There are just enough storage spaces, with the biggest one found below the armrest. A split-folding rear seat is only optional, though. Visibility is generous, and models featuring the three-pointed star on the bonnet are easier to place on the road in turns. It doesn't get more Mercedes-like than this.
The optional COMAND Online infotainment system featured on the E 220 d is too sophisticated, meaning that sometimes you will get lost in the menus and feel frustrated. But the good news is Mercedes-Benz offers shortcut buttons for the essential functions of the car.
A crisp 12.3-inch central display provides all the information you need, while a smaller 7-inch display located between the dials shows basic driving information. Mercedes continues to resist fitting touch screens to its cars for safety reasons, but the E-Class debuts touchpads on the steering wheel which are easy to use and intuitive.
Mercedes-Benz claims the E 220 d averages as low as 3.9 l/100 km (60.3 mpg US) and 102 g/km CO2 over a combined cycle, but I found that impossible to achieve in the real world. However, the test car's board computer displayed an all-time average fuel consumption of 7.8 l/100 km (30.1 mpg US) from new (it had just under 6,000 km on the odometer).
That's not bad for a four-cylinder diesel mated to an automatic transmission that has to move a car weighing 1,680 kg (3,704 lbs). Still, I reckon that an eco-oriented driver can easily get 6 l/100 km (39.2 mpg US) from the E 220 d.

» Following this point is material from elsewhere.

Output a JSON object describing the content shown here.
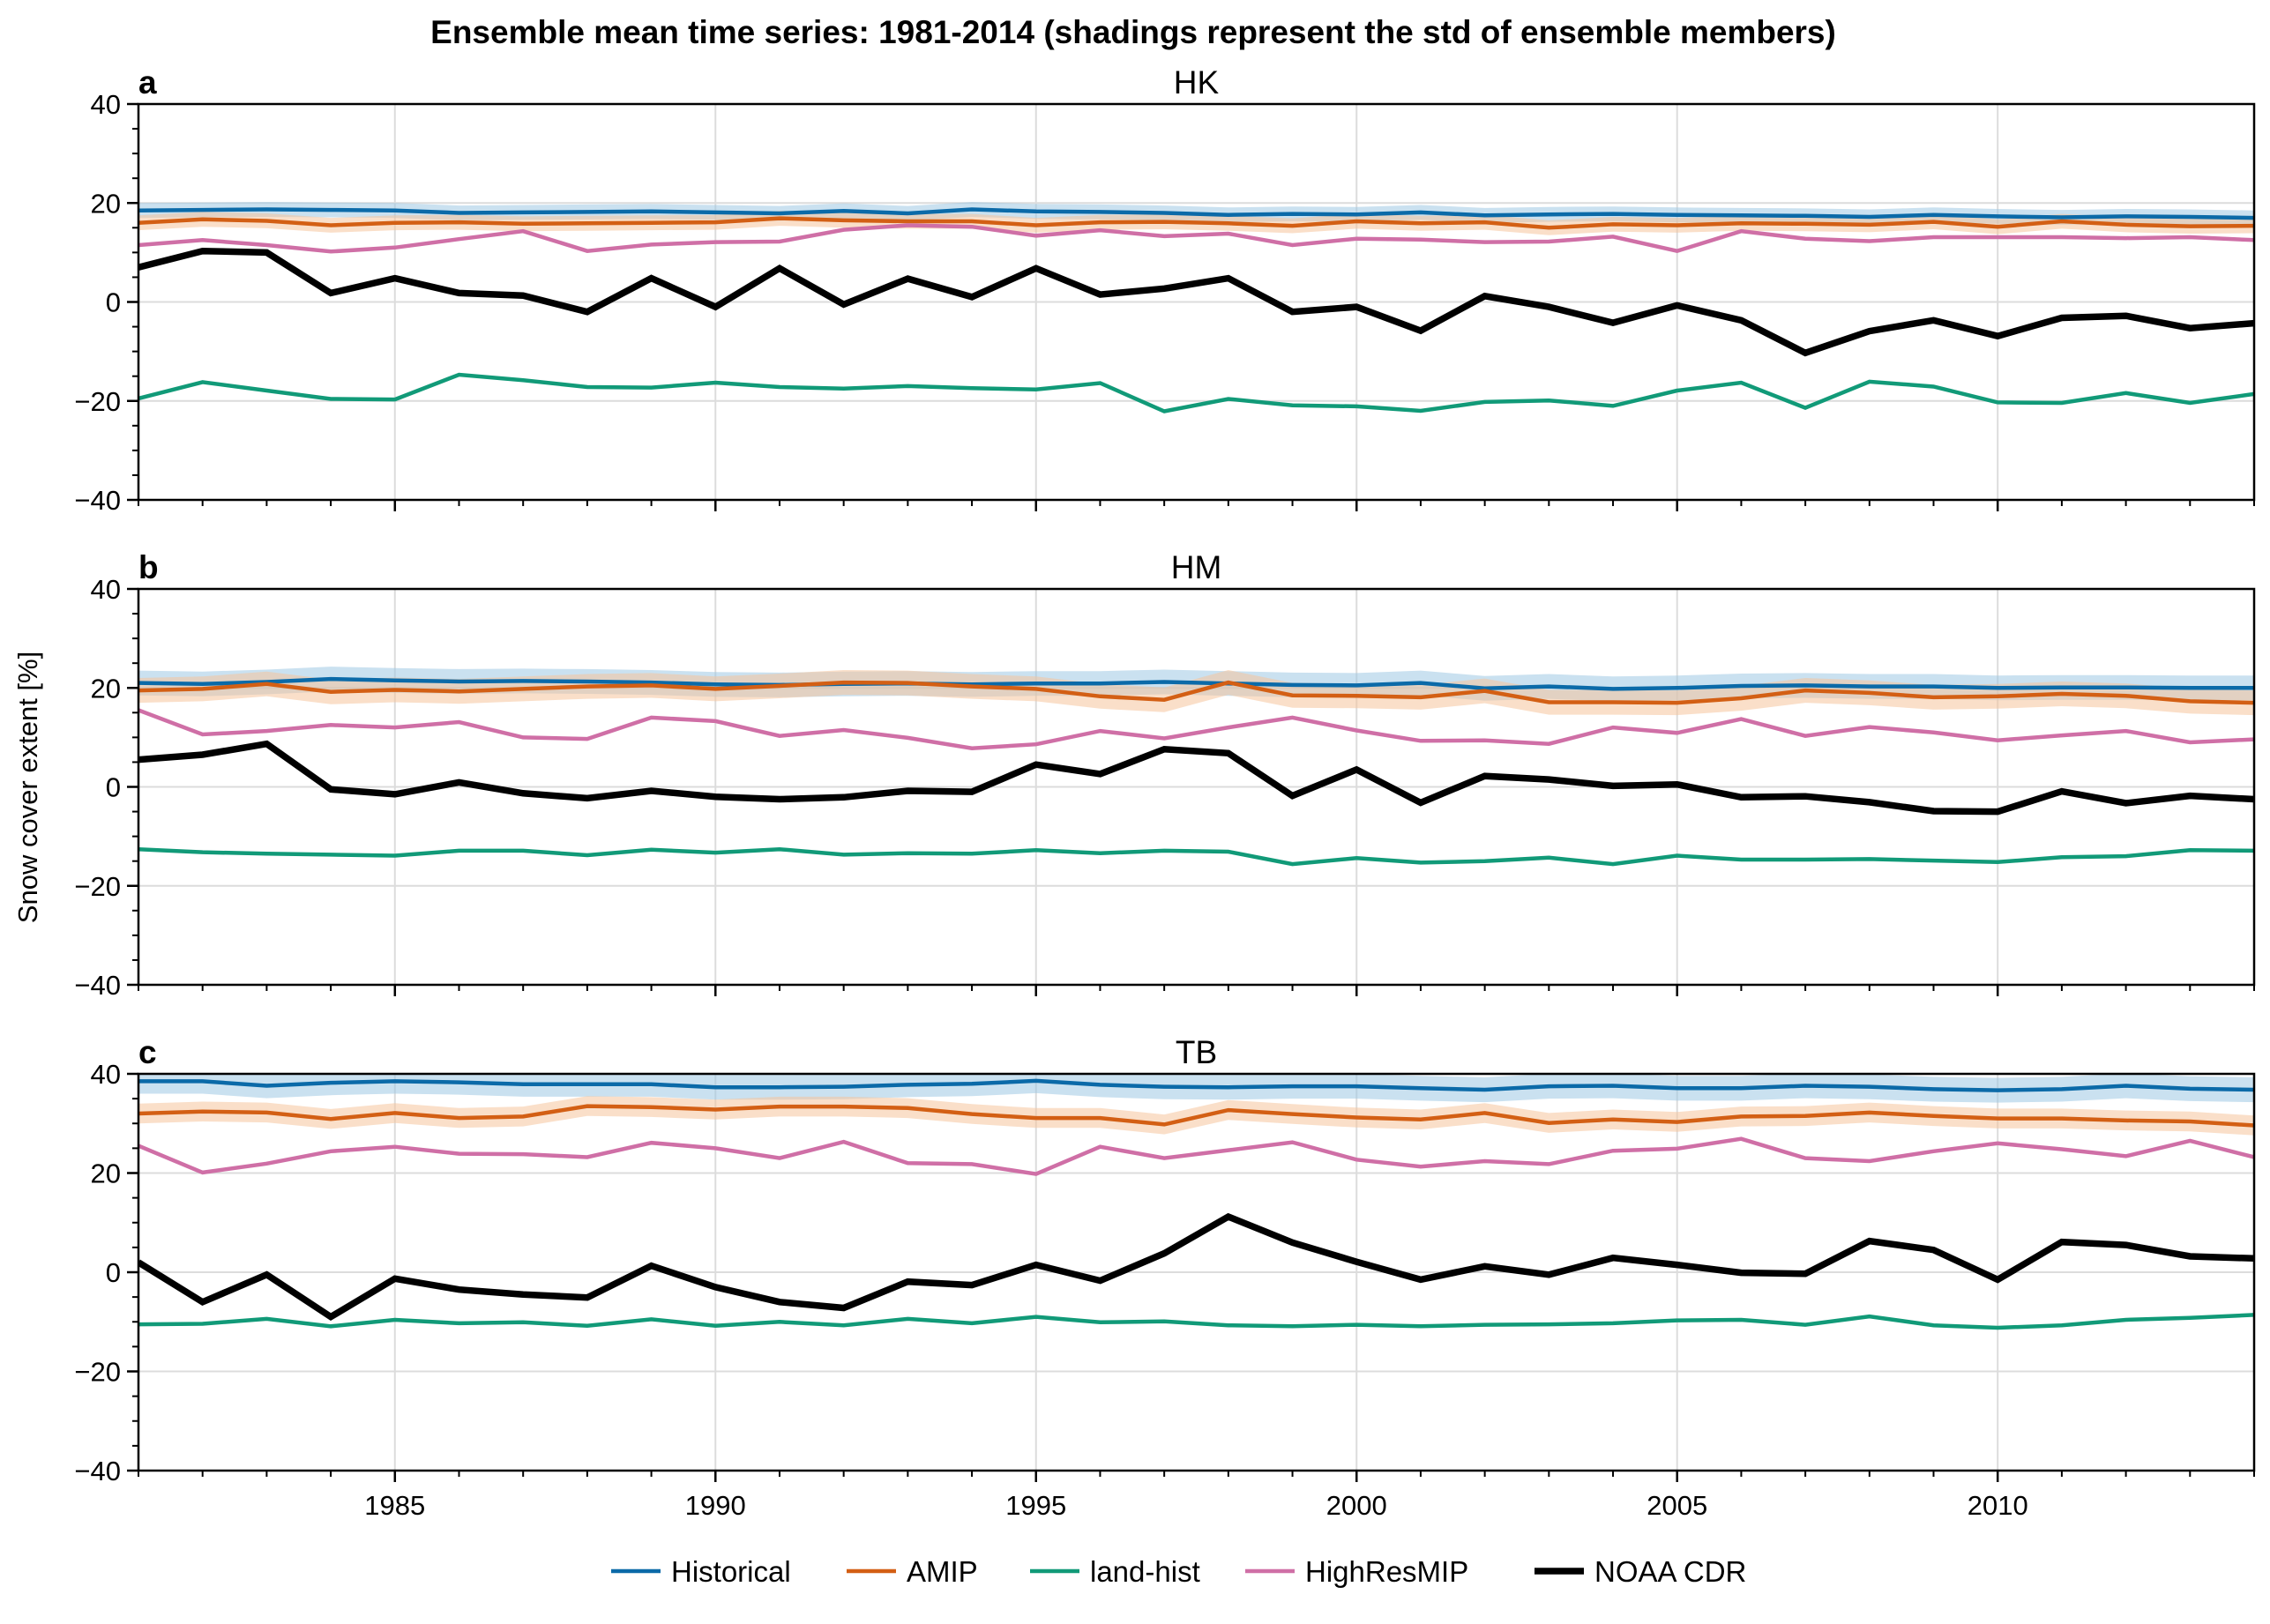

It would be easier to list the features the E 220 d lacked than those it offered. That's because the Merc packed optional extras worth €22,000 ($24,750), leaving nothing to be desired — at least as far as I'm concerned.
Standard equipment for the E 220 d is reasonable (but not spectacular) and includes the seven-speaker Audio 20 USB infotainment system, Thermatic two-zone automatic air conditioning, leather-wrapped multifunction steering wheel, fabric upholstery, cruise control, power windows, power/heated side mirrors, keyless access/start, and more.
The Mercedes-Benz E 220 d starts from €47,124 in Germany (including 19 percent VAT), which is equivalent to about $50,000 (you can't buy this engine in the United States, though). That makes it about €1,700 more expensive that the equivalent 190 PS BMW 520d with automatic transmission, and €2,500 above the 190 PS Audi A6 2.0 TDI ultra S tronic.
While Mercedes-Benz buyers are used to paying a premium compared to similar models from Munchen or Ingolstadt, serious money is needed to configure an E-Class like the one we tested. However, what you get in the end is essentially an S-Class for a hefty discount. And that makes the E-Class the best car in the segment at the moment.